Geschäftsreisende gehen baden

Arcotel eröffnet erstes Wiener Hotel mit eigenem Badestrand- 289-Zimmer-Hotel für den Geschäftsreisetourismus in Donaustadt - Badestrand am Kaiserwasser soll für Hotelgäste und die Bevölkerung zugänglich sein.

In Wien-Donaustadt entsteht ab Sommer 2005 ein Business- und Konferenzhotel für des österreichischen Unternehmens Arcotel. Das Investitionsvolumen für das Hotel gegenüber der UNO-City beträgt rund 27,5 Mio. Euro. Die Fertigstellung ist für 2007 geplant. Das Hotel am Erholungsgebiet Kaiserwasser erfülle sämtliche Forderungen der Donaustädter Bevölkerung, wurde am Mittwoch bei der Präsentation versichert.

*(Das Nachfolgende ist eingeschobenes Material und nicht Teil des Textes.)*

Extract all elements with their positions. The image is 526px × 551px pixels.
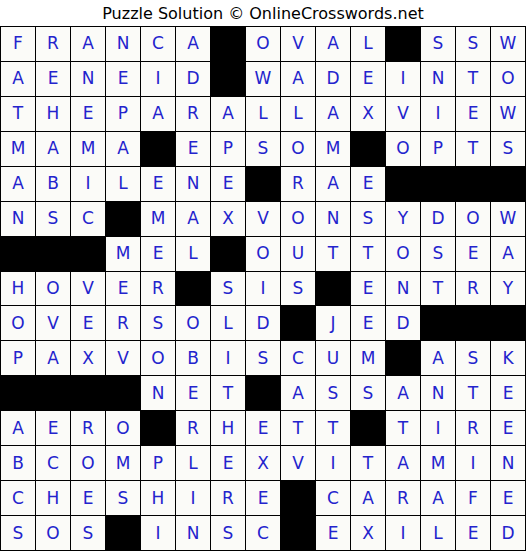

Das gesamte Projekte liege innerhalb der Bebauungsbestimmungen, sagte Markus Neurauter, Sprecher der Raiffeisen evolution projekt development Gmbh, die das Hotel errichtet. Daher sei keine bauliche Ausnahmegenehmigung notwendig. Der Schatten, der auf die Mondscheinwiese falle, sei vernachlässigbar, betonte Neurauter.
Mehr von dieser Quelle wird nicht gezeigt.